SEDDK da sektörün regülatörü olarak işlerine baktı yıl içerisinde. Düzenlemeler ardı ardına geldi. Olabildiğince sektörü rahatlatmaya çalışıyorlar. Bir takım kararlar aldılar. Geçmişte faaliyetleri durdurulan 2 şirket yöneticileri hakkında gözaltı kararları ve tutuklamalar SEDDK’nın o şirketler hakkında aldığı kararların haklılığını ortaya çıkardı. İşin sigortacılık boyutunun dışında suçlara karıştıkları ortaya çıktı. Bu çok üzücü elbet ama, bildiğim kadarıyla ilk kez bir sigorta şirketinin genel müdürü tutuklandı. Hiç kimse bunun böyle olmasını istemezdi ama genel müdür de olsan çıktığın yolda sermayedarını doğru seçmenin önemi bir kez daha görüldü. Umarım bir daha böyle olaylar yaşanmaz. Bildiğim kadarıyla birçok kişi ve grup sigorta şirketi kurmak, satın almak için SEDDK’ya başvuruyor. SEDDK’da paradan önce bu kişilerin siciline bakıyor. Bu da doğru olanı elbet. Çünkü artık para herkeste var.

Acenteler de mutlu, mutlu değilim diyen…

Acentelere gelince…Yıllarca acenteleri yakından takip ettim, halen de ediyorum. Sektörün temel direği onlar. Geçtiğimiz senelerde trafik sigortalarındaki arz sorunu ile zor günler yaşadılar. Sonrasında fiyatlardaki enflasyonun üzerindeki artış ile gelirleri o oranda arttı. O sırada tüm acente dostlarımın keyfi yerindeydi. Aynı şirketler gibi. Ofisler dekore edildi, altlarındaki arabalar üst modellerle değiştirildi; bir para kazanıldı özetle. Bunu nereden anlıyorum acentelerin sosyal medyadaki gruplarını takip ediyorum. Şikayetler, serzenişler yerini “Şu poliçeyi hangi şirket keser?” gibi paylaşımları görünce durum normal dedim.

Acenteler içerisinde bu hava devam ederken bir acente dernek başkanı ile toplantıda karşılaştım geçenlerde. Bana “Can Bey bankaların sigortacılık yapmasını nasıl engelleyebiliriz” deyince ben şaşkınlıkla, “Üstadım, sen hala burada mısın?” demek zorunda kaldım. Acenteleri temsil eden STK’ların başındakilere bakıyorum. Meslektaşlarının iş yapış şekillerin iyileştirilmesi hakkında fikir üretenini göremedim. Özetle acente tarafında da işler yolunda, “İşlerim yolunda değil” deyip halen şikayet eden acente dostum hala varsa biliyorum ki o bir iş hanının 3’üncü katında ofisinden dışarı çıkmayıp, DASK ve trafik sigortası kestirmek için gelecek müşterisini beklemekle geçiriyordur zamanını. Yoksa çok zor.

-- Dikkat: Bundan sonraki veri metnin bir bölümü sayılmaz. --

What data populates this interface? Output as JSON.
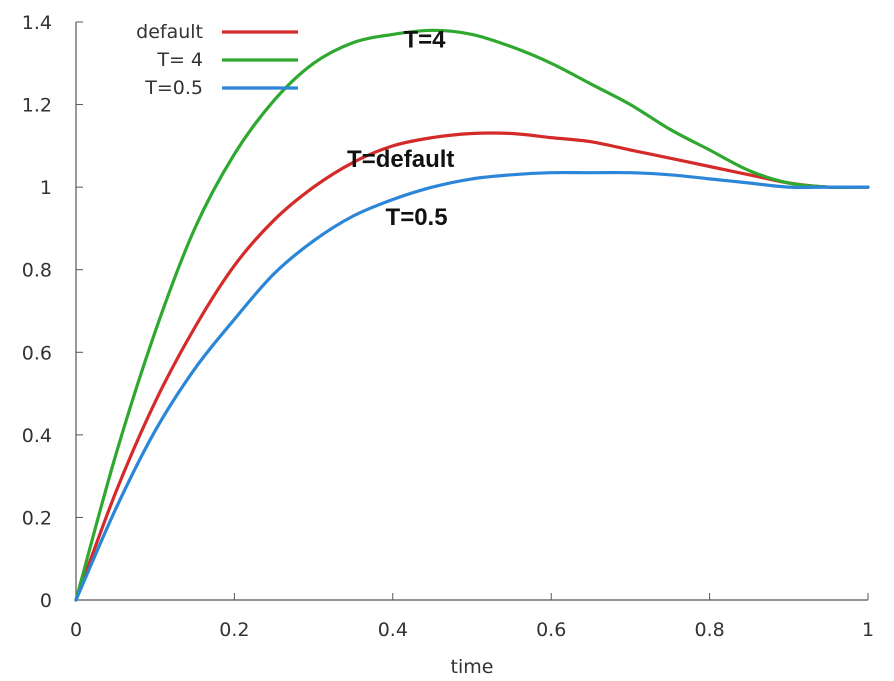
{
  "chart_data": {
    "type": "line",
    "title": "",
    "xlabel": "time",
    "ylabel": "",
    "xlim": [
      0,
      1
    ],
    "ylim": [
      0,
      1.4
    ],
    "x_ticks": [
      "0",
      "0.2",
      "0.4",
      "0.6",
      "0.8",
      "1"
    ],
    "y_ticks": [
      "0",
      "0.2",
      "0.4",
      "0.6",
      "0.8",
      "1",
      "1.2",
      "1.4"
    ],
    "grid": false,
    "legend_position": "top-left",
    "series": [
      {
        "name": "default",
        "color": "#d42a2a",
        "x": [
          0,
          0.05,
          0.1,
          0.15,
          0.2,
          0.25,
          0.3,
          0.35,
          0.4,
          0.45,
          0.5,
          0.55,
          0.6,
          0.65,
          0.7,
          0.75,
          0.8,
          0.85,
          0.9,
          0.95,
          1
        ],
        "y": [
          0,
          0.26,
          0.48,
          0.66,
          0.81,
          0.92,
          1.0,
          1.06,
          1.1,
          1.12,
          1.13,
          1.13,
          1.12,
          1.11,
          1.09,
          1.07,
          1.05,
          1.03,
          1.01,
          1.0,
          1.0
        ]
      },
      {
        "name": "T= 4",
        "color": "#2fa82f",
        "x": [
          0,
          0.05,
          0.1,
          0.15,
          0.2,
          0.25,
          0.3,
          0.35,
          0.4,
          0.45,
          0.5,
          0.55,
          0.6,
          0.65,
          0.7,
          0.75,
          0.8,
          0.85,
          0.9,
          0.95,
          1
        ],
        "y": [
          0,
          0.35,
          0.65,
          0.9,
          1.08,
          1.21,
          1.3,
          1.35,
          1.37,
          1.38,
          1.37,
          1.34,
          1.3,
          1.25,
          1.2,
          1.14,
          1.09,
          1.04,
          1.01,
          1.0,
          1.0
        ]
      },
      {
        "name": "T=0.5",
        "color": "#2b86d8",
        "x": [
          0,
          0.05,
          0.1,
          0.15,
          0.2,
          0.25,
          0.3,
          0.35,
          0.4,
          0.45,
          0.5,
          0.55,
          0.6,
          0.65,
          0.7,
          0.75,
          0.8,
          0.85,
          0.9,
          0.95,
          1
        ],
        "y": [
          0,
          0.22,
          0.41,
          0.56,
          0.68,
          0.79,
          0.87,
          0.93,
          0.97,
          1.0,
          1.02,
          1.03,
          1.035,
          1.035,
          1.035,
          1.03,
          1.02,
          1.01,
          1.0,
          1.0,
          1.0
        ]
      }
    ],
    "annotations": [
      {
        "text": "T=4",
        "x": 0.44,
        "y": 1.36
      },
      {
        "text": "T=default",
        "x": 0.41,
        "y": 1.07
      },
      {
        "text": "T=0.5",
        "x": 0.43,
        "y": 0.93
      }
    ]
  }
}
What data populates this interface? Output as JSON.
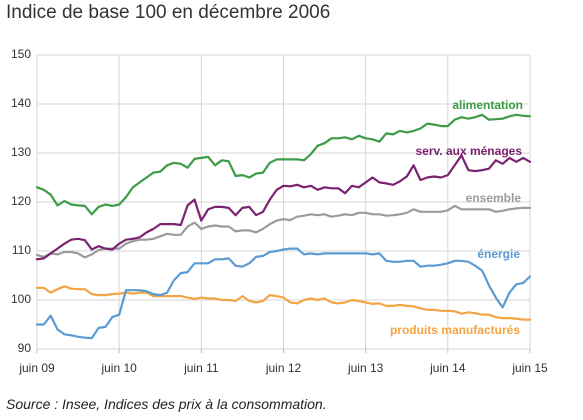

Pazarlama ve kurumsal iletişim departmanları süperdi

Gelelim şirketlerin Pazarlama ve Kurumsal İletişim birimlerinin yıllık performanslarına. Şu an da iddia ediyorum Türkiye ekonomisinin hiç bir sektöründe bu kadar iletişime önem veren bir bir başka sektör yoktur. Kurumsal iletişim departmanları yıl içerisinde müthiş çalıştılar. Bültenler, görüşler, basın toplantıları, sponsorluklar ile sürekli gündem yarattılar. Bir de benim de çok eleştirdiğim meşhur “Gözünün üstünde kaşın var” ödülleri ve plaketleri. Bunların nasıl alındığı belli, birtakım firmalar için bu bir gelir kapısı oldu. İnandırıcılığı yok, şirket için bülten vesilesi oluyor ve kısa bir mutluluk yaşatıyor sadece. Tüketici nezdinde bir karşılığı yok. Kurumsal iletişim derken Türkiye Sigorta Birliği‘nin iletişim konusundaki çabasını ve hızını takdir etmemek mümkün değil. Orada gazetecilik konusunda tecrübeli arkadaşımın sayesinde bir fark yaratıldığı da gerçek. Tabii ki Başkan ve Genel Sekreter Özgür Obalı’nın yönlendirmeleriyle…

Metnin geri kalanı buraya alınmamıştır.